The rotationally resolved infrared spectra of (HCOOH)₂, (HCOOD)₂, and HCOOH-HCOOD complexes have been measured in 7.2 μm region by using a segmented rapid-scan distributed-feedback quantum cascade laser absorption spectrometer to probe a slit supersonic jet expansion. The observed spectra are assigned to the v₂₁ (H-C/O-H in-plane bending) fundamental band of (HCOOH)₂, the v₁₅ (H-C/O-D in-plane bending) fundamental band of HCOOH-HCOOD, and the v₂₀ (H-C-O in-plane bending) fundamental band of (HCOOD)₂. Strong local perturbations caused by the rotation-tunneling coupling between two tunneling components are observed in (HCOOH)₂. The v₂₁ fundamental band of (HCOOH)₂ and the previously measured v₂₂ fundamental and v₁₂ + v₁₄ combination bands [K. G. Goroya et al., J. Chem. Phys. 140, 164311 (2014)] are analyzed together, yielding a more precise tunneling splitting in the ground state, 0.011 367(92) cm^-1. The band-origin of the v₂₁ band of (HCOOH)₂ is 1371.776 74(8) cm^-1, and the tunneling splitting decreases to 0.000 38(18) cm^-1 upon the vibrational excitation.
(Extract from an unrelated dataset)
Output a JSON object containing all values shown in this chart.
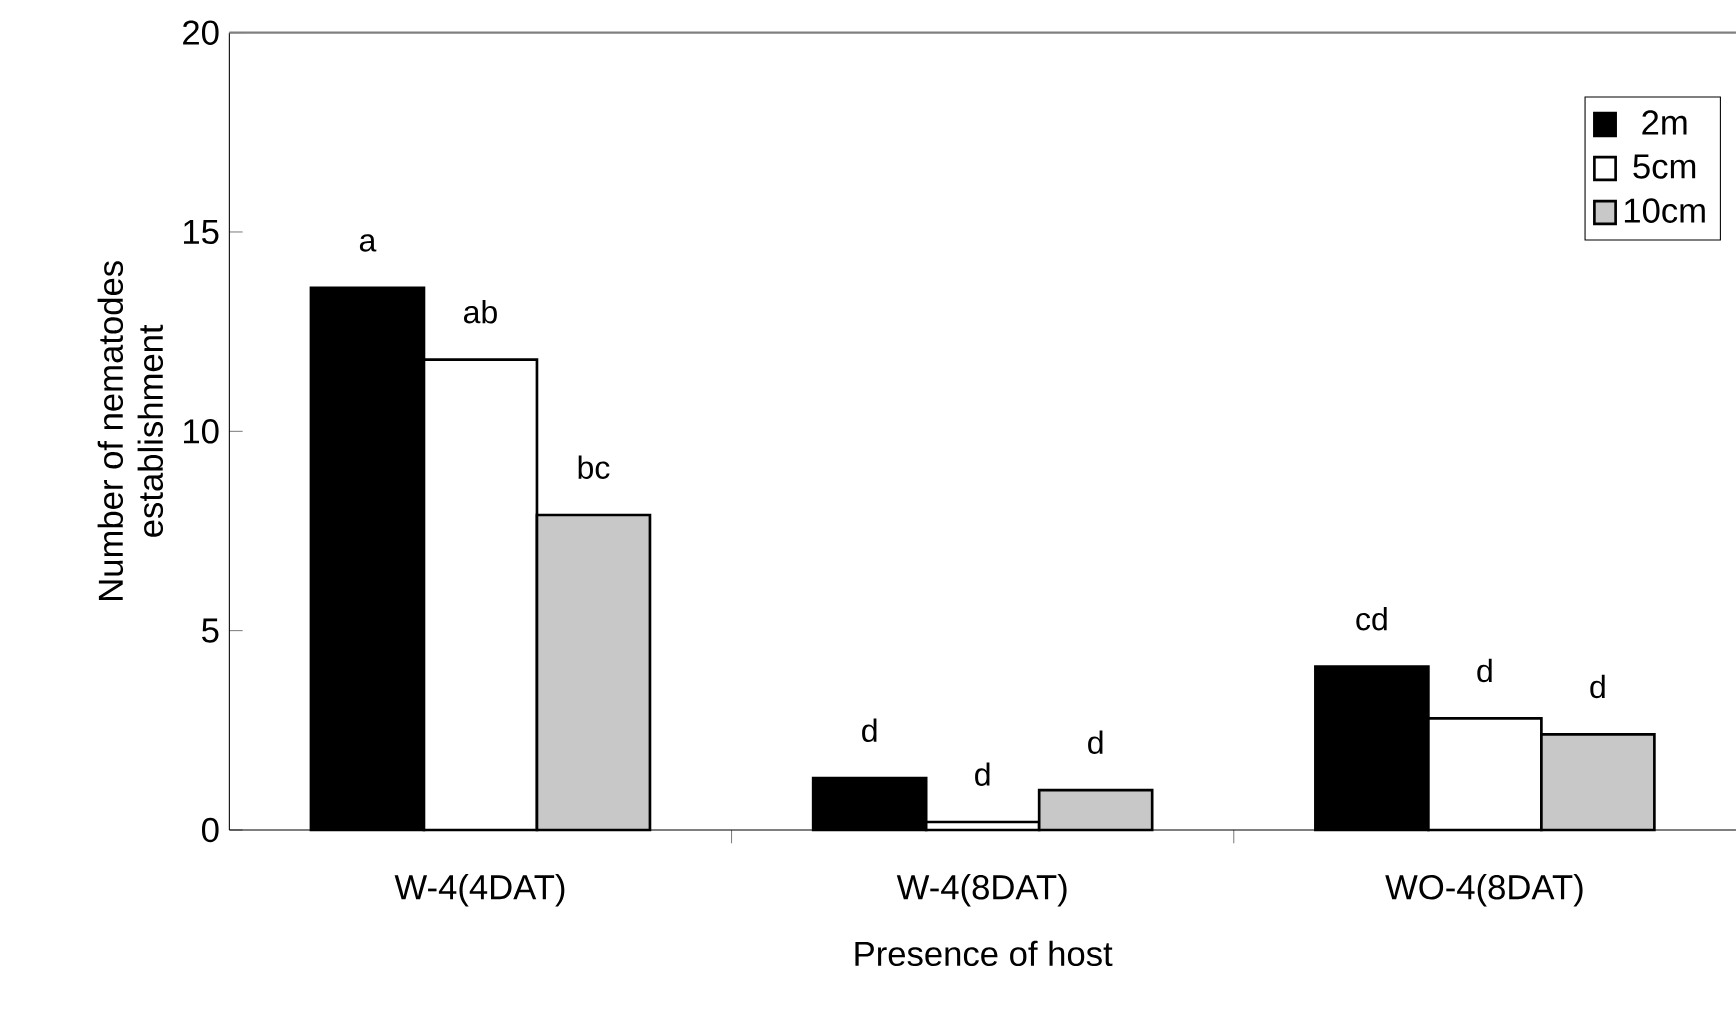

The vibrational energy is 1386.755 49(16) cm^-1 for the v₁₅ vibrational mode of HCOOH-HCOOD and 1391.084 39(17) cm^-1 for the v₂₀ vibrational mode of (HCOOD)₂. No apparent spectral splittings are resolved for HCOOH-HCOOD and (HCOOD)₂ under our experimental conditions. The tunneling splitting in the ground state of HCOOH-HCOOD is estimated to be 0.001 13 cm^-1 from its average linewidth.